Baru-baru ini, tim penyidikan Jampidsus-Kejakgung, juga mengumumkan angka kerugian keuangan negara, dan kerugian perekonomian negara terkait korupsi persetujuan ekspor (PE) minyak mentah kelapa sawit (CPO) di Kementerian Perdagangan (Kemendag). Nilai kerugian yang diumumkan mencapai Rp 20 triliun.
Dalam kasus tersebut, menyeret serta Dirjen Perdagangan Luar Negeri di Kemendag, Indrasari Wisnu Wardhana sebagai tersangka, bersama empat nama lainnya. Terkait kasus ini, tahap dua berkas perkara sudah dilakukan, dan tinggal menunggu ketetapan sidang dakwaan.
Sebelum penanganan kasus ASABRI, tim penyidikan di Jampidsus-Kejakgung, juga berhasil membuktikan korupsi, dalam pengelolaan dana asuransi di PT Asuransi Jiwasraya 2010-2018. Dalam kasus tersebut, juga terbukti di pengadilan, sampai level Mahkamah Agung (MA) 2020 terbukti merugikan keuangan negara mencapai Rp 16,8 triliun. Pada kasus tersebut, dua terdakwa, Heru Hidayat, dan Benny Tjokrosaputro dihukum penjara seumur hidup. Keduanya, juga terlibat dalam kasus serupa di PT ASABRI.
Di kasus lainnya, tim penyidikan Jampidsus-Kejakgung, juga saat ini sedang menangani kasus dugaan korupsi pengadaan, dan sewa pesawat di PT Garuda Indonesia, dengan nilai kerugian negara Rp 8,8 triliun. Dalam kasus ini, juga menyeret kembali narapidana Emirsyah Satar sebagai tersangka. Penyidikan kasus baru yang ditangani oleh Jampidsus-Kejakgung juga korupsi pembangunan blast furnance PT Krakatau Steel yang merugikan negara Rp 6,9 triliun. Lima orang mantan petinggi di perusahaan baja milik negara itu, ditetapkan tersangka, dan sudah didalam tahanan menunggu pembuktian di persidangan.

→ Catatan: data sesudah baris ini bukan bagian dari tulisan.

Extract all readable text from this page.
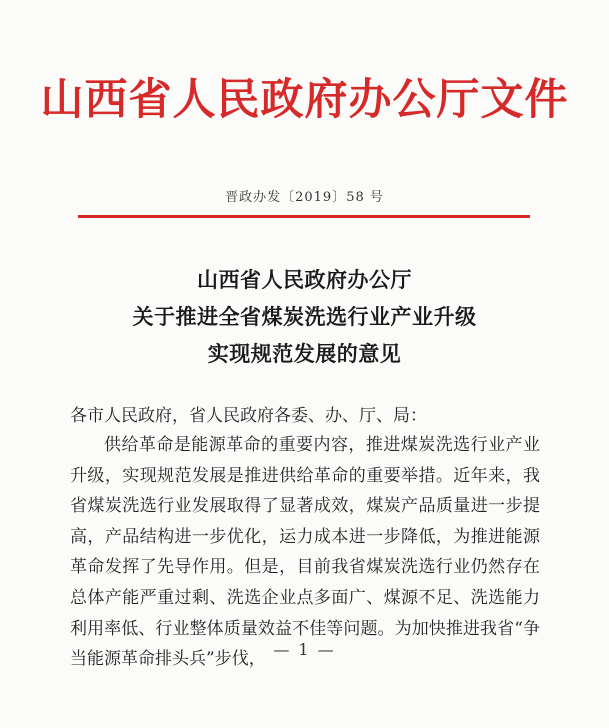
山西省人民政府办公厅文件
晋政办发〔2019〕58 号
山西省人民政府办公厅
关于推进全省煤炭洗选行业产业升级
实现规范发展的意见
各市人民政府，省人民政府各委、办、厅、局：

供给革命是能源革命的重要内容，推进煤炭洗选行业产业升级，实现规范发展是推进供给革命的重要举措。近年来，我省煤炭洗选行业发展取得了显著成效，煤炭产品质量进一步提高，产品结构进一步优化，运力成本进一步降低，为推进能源革命发挥了先导作用。但是，目前我省煤炭洗选行业仍然存在总体产能严重过剩、洗选企业点多面广、煤源不足、洗选能力利用率低、行业整体质量效益不佳等问题。为加快推进我省“争当能源革命排头兵”步伐， — 1 —
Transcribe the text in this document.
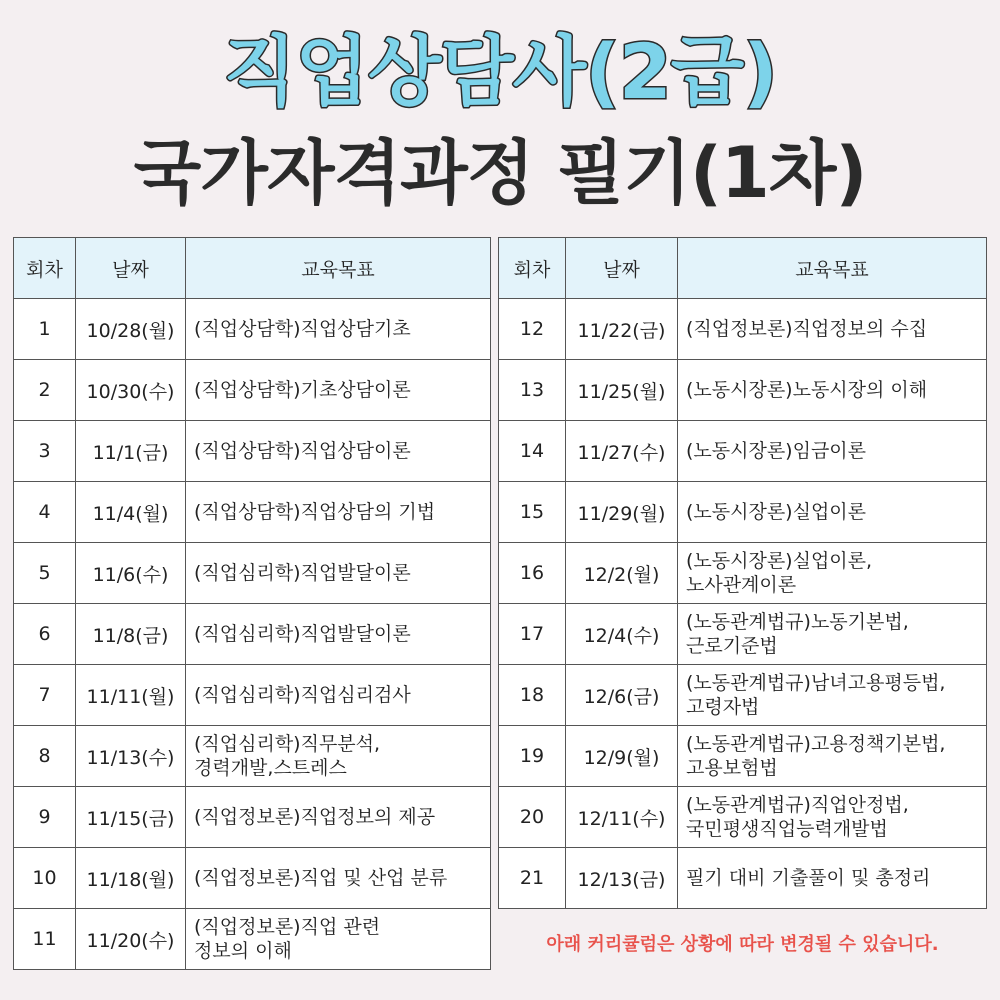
직업상담사(2급)
국가자격과정 필기(1차)
회차	날짜	교육목표
1	10/28(월)	(직업상담학)직업상담기초

2	10/30(수)	(직업상담학)기초상담이론

3	11/1(금)	(직업상담학)직업상담이론

4	11/4(월)	(직업상담학)직업상담의 기법

5	11/6(수)	(직업심리학)직업발달이론

6	11/8(금)	(직업심리학)직업발달이론

7	11/11(월)	(직업심리학)직업심리검사

8	11/13(수)	(직업심리학)직무분석,
경력개발,스트레스

9	11/15(금)	(직업정보론)직업정보의 제공

10	11/18(월)	(직업정보론)직업 및 산업 분류

11	11/20(수)	(직업정보론)직업 관련
정보의 이해
회차	날짜	교육목표
12	11/22(금)	(직업정보론)직업정보의 수집

13	11/25(월)	(노동시장론)노동시장의 이해

14	11/27(수)	(노동시장론)임금이론

15	11/29(월)	(노동시장론)실업이론

16	12/2(월)	(노동시장론)실업이론,
노사관계이론

17	12/4(수)	(노동관계법규)노동기본법,
근로기준법

18	12/6(금)	(노동관계법규)남녀고용평등법,
고령자법

19	12/9(월)	(노동관계법규)고용정책기본법,
고용보험법

20	12/11(수)	(노동관계법규)직업안정법,
국민평생직업능력개발법

21	12/13(금)	필기 대비 기출풀이 및 총정리
아래 커리큘럼은 상황에 따라 변경될 수 있습니다.
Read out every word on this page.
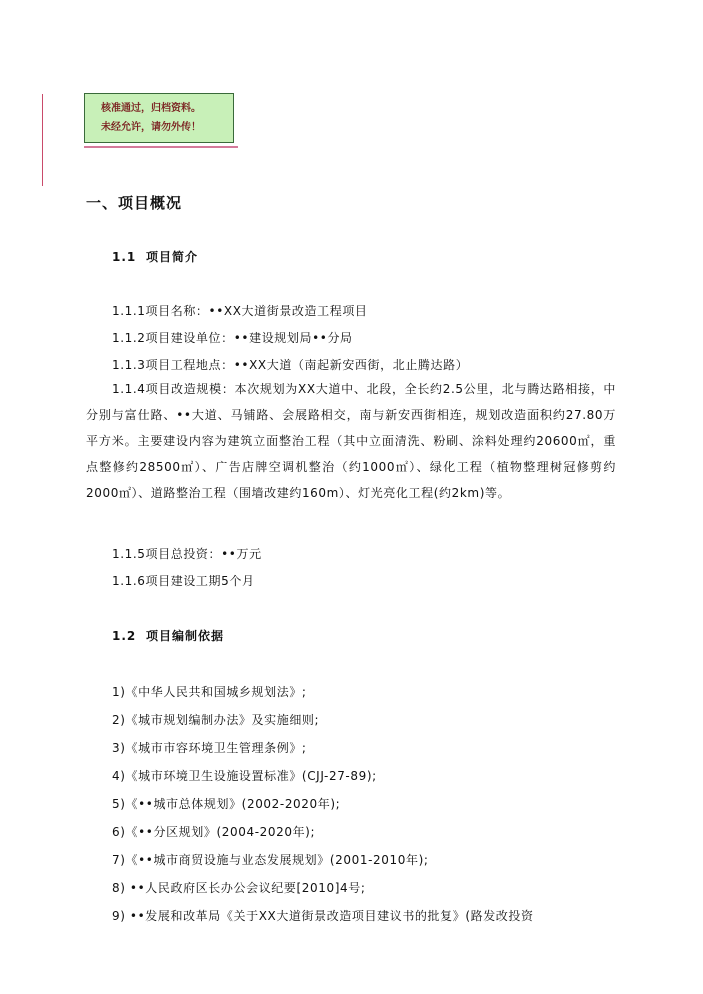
核准通过，归档资料。
未经允许，请勿外传！
一、项目概况
1.1 项目简介
1.1.1项目名称：••XX大道街景改造工程项目
1.1.2项目建设单位：••建设规划局••分局
1.1.3项目工程地点：••XX大道（南起新安西街，北止腾达路）

1.1.4项目改造规模：本次规划为XX大道中、北段，全长约2.5公里，北与腾达路相接，中分别与富仕路、••大道、马铺路、会展路相交，南与新安西街相连，规划改造面积约27.80万平方米。主要建设内容为建筑立面整治工程（其中立面清洗、粉刷、涂料处理约20600㎡，重点整修约28500㎡）、广告店牌空调机整治（约1000㎡）、绿化工程（植物整理树冠修剪约2000㎡）、道路整治工程（围墙改建约160m）、灯光亮化工程(约2km)等。

1.1.5项目总投资：••万元
1.1.6项目建设工期5个月
1.2 项目编制依据
1)《中华人民共和国城乡规划法》;
2)《城市规划编制办法》及实施细则;
3)《城市市容环境卫生管理条例》;
4)《城市环境卫生设施设置标准》(CJJ-27-89);
5)《••城市总体规划》(2002-2020年);
6)《••分区规划》(2004-2020年);
7)《••城市商贸设施与业态发展规划》(2001-2010年);
8) ••人民政府区长办公会议纪要[2010]4号;
9) ••发展和改革局《关于XX大道街景改造项目建议书的批复》(路发改投资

Pada kasus yang tak kalah besar kerugian negaranya, dalam kasus korupsi pemberian fasilitas kredit oleh Lembaga Pembiayaan Ekspor Indonesia (LPEI). Dalam kasus tersebut, tim penyidikan di Jampidsus-Kejakgung mengumumkan angka kerugian negara mencapai Rp 2,6 triliun.
Dalam kasus tersebut, delapan orang ditetapkan sebagai tersangka, dan proses persidangannya masih berjalan untuk pembuktian. Penyidik Jampidsus-Kejakgung, baru-baru ini, juga menetapkan empat orang tersangka terkait korupsi pengadaan barang fiktif di PT Waskita Beton Precast, yang merugikan negara Rp 2,5 triliun.